Из трубки клубами вылетал пар и точно приглашал Степана очиститься.

Отложив сорочку в сторону, Степан стал поспешно раздеваться. Он скинул хламиду и поднес ее к трубке.

Пар забрался во все дыры и щели хламиды, стал жечь штифтов, и, глядя на них, Степан злорадно приговаривал:

– Так вас, приютские шельмы! Жги их! Что, штифты поганые?! Думали, коли в порту бани нет, так и суда на вас нет?! Нет расправы для вас?! Шалишь!

Степан основательно выпарил хламиду и стал парить жилетку.

Он до того ушел в свою работу, что не заметил, как тихо подкрался юркий кадык и сгреб его сорочку.

Кадык бросился тотчас же бежать.

Стук башмаков кадыка заставил Степана повернуться.

– Карраул! Грабят, лови его! – издал он нечеловеческий вопль и почти голый бросился догонять кадыка.

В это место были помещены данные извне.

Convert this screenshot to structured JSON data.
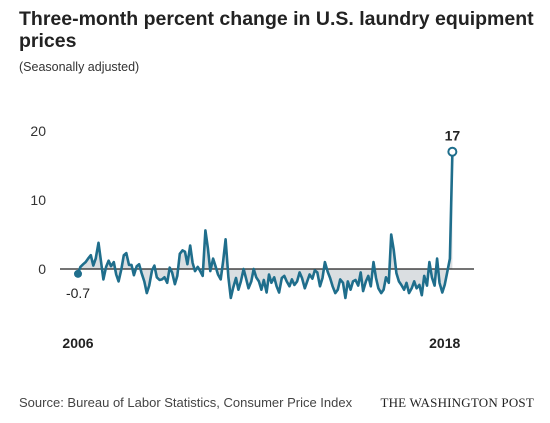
{
  "title": "Three-month percent change in U.S. laundry equipment prices",
  "subtitle": "(Seasonally adjusted)",
  "footer": {
    "source": "Source: Bureau of Labor Statistics, Consumer Price Index",
    "brand": "THE WASHINGTON POST"
  },
  "colors": {
    "line": "#1f6e8c",
    "fill": "#d3d8dc",
    "zero_line": "#222222",
    "text": "#222222"
  },
  "chart_data": {
    "type": "line",
    "title": "Three-month percent change in U.S. laundry equipment prices",
    "subtitle": "(Seasonally adjusted)",
    "xlabel": "",
    "ylabel": "",
    "ylim": [
      -6,
      21
    ],
    "yticks": [
      0,
      10,
      20
    ],
    "x_tick_labels": [
      "2006",
      "2018"
    ],
    "xlim": [
      2006,
      2018.5
    ],
    "grid": false,
    "annotations": [
      {
        "text": "-0.7",
        "x": 2006.0,
        "y": -0.7
      },
      {
        "text": "17",
        "x": 2018.25,
        "y": 17
      }
    ],
    "series": [
      {
        "x": [
          2006.0,
          2006.08,
          2006.17,
          2006.25,
          2006.33,
          2006.42,
          2006.5,
          2006.58,
          2006.67,
          2006.75,
          2006.83,
          2006.92,
          2007.0,
          2007.08,
          2007.17,
          2007.25,
          2007.33,
          2007.42,
          2007.5,
          2007.58,
          2007.67,
          2007.75,
          2007.83,
          2007.92,
          2008.0,
          2008.08,
          2008.17,
          2008.25,
          2008.33,
          2008.42,
          2008.5,
          2008.58,
          2008.67,
          2008.75,
          2008.83,
          2008.92,
          2009.0,
          2009.08,
          2009.17,
          2009.25,
          2009.33,
          2009.42,
          2009.5,
          2009.58,
          2009.67,
          2009.75,
          2009.83,
          2009.92,
          2010.0,
          2010.08,
          2010.17,
          2010.25,
          2010.33,
          2010.42,
          2010.5,
          2010.58,
          2010.67,
          2010.75,
          2010.83,
          2010.92,
          2011.0,
          2011.08,
          2011.17,
          2011.25,
          2011.33,
          2011.42,
          2011.5,
          2011.58,
          2011.67,
          2011.75,
          2011.83,
          2011.92,
          2012.0,
          2012.08,
          2012.17,
          2012.25,
          2012.33,
          2012.42,
          2012.5,
          2012.58,
          2012.67,
          2012.75,
          2012.83,
          2012.92,
          2013.0,
          2013.08,
          2013.17,
          2013.25,
          2013.33,
          2013.42,
          2013.5,
          2013.58,
          2013.67,
          2013.75,
          2013.83,
          2013.92,
          2014.0,
          2014.08,
          2014.17,
          2014.25,
          2014.33,
          2014.42,
          2014.5,
          2014.58,
          2014.67,
          2014.75,
          2014.83,
          2014.92,
          2015.0,
          2015.08,
          2015.17,
          2015.25,
          2015.33,
          2015.42,
          2015.5,
          2015.58,
          2015.67,
          2015.75,
          2015.83,
          2015.92,
          2016.0,
          2016.08,
          2016.17,
          2016.25,
          2016.33,
          2016.42,
          2016.5,
          2016.58,
          2016.67,
          2016.75,
          2016.83,
          2016.92,
          2017.0,
          2017.08,
          2017.17,
          2017.25,
          2017.33,
          2017.42,
          2017.5,
          2017.58,
          2017.67,
          2017.75,
          2017.83,
          2017.92,
          2018.0,
          2018.08,
          2018.17,
          2018.25
        ],
        "values": [
          -0.7,
          0.3,
          0.7,
          1.0,
          1.5,
          2.0,
          0.5,
          1.5,
          3.8,
          1.2,
          -1.5,
          0.3,
          1.2,
          0.4,
          1.0,
          -0.8,
          -1.8,
          0.0,
          2.0,
          2.3,
          0.6,
          0.6,
          -0.9,
          0.4,
          0.7,
          -0.6,
          -1.8,
          -3.5,
          -2.4,
          -0.2,
          0.5,
          -1.2,
          -1.6,
          -1.5,
          -1.2,
          -2.0,
          0.2,
          -0.5,
          -2.2,
          -1.0,
          2.2,
          2.7,
          2.5,
          0.7,
          3.4,
          0.9,
          -0.3,
          0.3,
          -0.3,
          -1.0,
          5.6,
          3.0,
          -0.3,
          1.5,
          0.4,
          -0.8,
          -1.5,
          1.2,
          4.3,
          -1.2,
          -4.2,
          -2.7,
          -1.3,
          -3.0,
          -1.8,
          0.0,
          -1.4,
          -2.8,
          -1.8,
          0.0,
          -1.2,
          -1.8,
          -3.0,
          -1.6,
          -3.4,
          -0.8,
          -2.0,
          -1.2,
          -2.5,
          -3.4,
          -1.3,
          -1.0,
          -1.8,
          -2.5,
          -1.5,
          -2.3,
          -1.8,
          -0.5,
          -1.3,
          -2.8,
          -1.8,
          -0.8,
          -1.4,
          -0.2,
          -0.5,
          -2.5,
          -1.3,
          1.0,
          -0.4,
          -1.3,
          -2.5,
          -3.5,
          -3.0,
          -1.5,
          -2.0,
          -4.2,
          -1.8,
          -3.0,
          -1.8,
          -1.6,
          -2.4,
          -0.5,
          -3.2,
          -1.8,
          -1.0,
          -2.5,
          1.0,
          -1.3,
          -2.8,
          -3.5,
          -3.0,
          -1.2,
          -2.0,
          5.0,
          2.8,
          -0.6,
          -1.8,
          -2.3,
          -3.0,
          -2.0,
          -3.5,
          -2.8,
          -1.8,
          -2.8,
          -2.3,
          -3.8,
          -1.0,
          -2.4,
          1.0,
          -1.2,
          -2.4,
          1.5,
          -2.0,
          -3.4,
          -2.3,
          -0.5,
          1.5,
          17.0
        ]
      }
    ]
  }
}
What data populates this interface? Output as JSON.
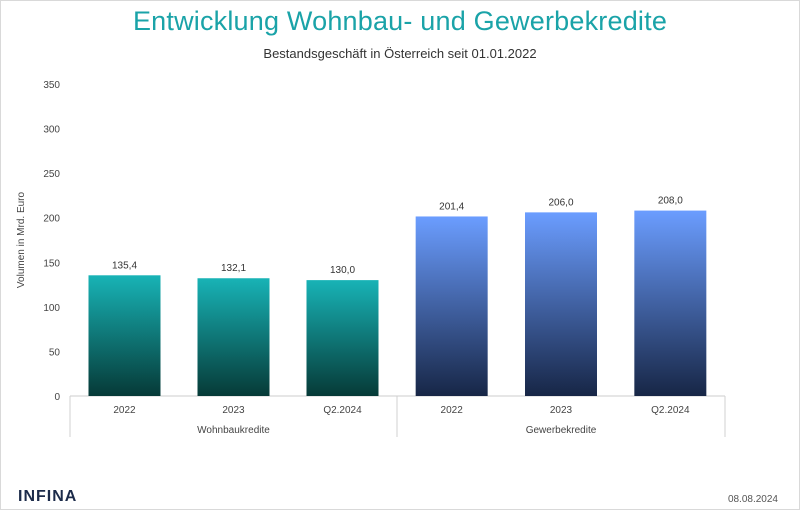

Тот легко улепетывал, вилял, увертывался, перескакивал через шпалы, обегал вагоны.

Степан, однако, настигал его.

– Сорочку, сорочку, кадык, отдай, убью! – хрипел он.

Степан протянул руки и готов был уже схватить его, как вдруг что-то обожгло его голову, оглушило, и, взмахнув руками, как подстреленная птица, он растянулся лицом на рельсах.

Здоровенный парень в голландке, босой, рыжий, со злыми зелеными глазами, нагнавший Степана, выронил из рук большой окровавленный камень, перескочил через истекавшего кровью Степана, присоединился к кадыку, похитившему сорочку, и вместе с ним юркнул под эстакадой…

………………………………………………

Степан с проломленной головой очнулся в приемной больницы.

Когда дежурный врач спросил его, кто его ударил, то он поглядел на него безумными глазами, задрожал всем телом и прошептал:

– Отдай сорочку…

– У него бред, – сказал врач и распорядился отправить его в палату.

Спустя час Степан, не переставая бредить сорочкой, умер.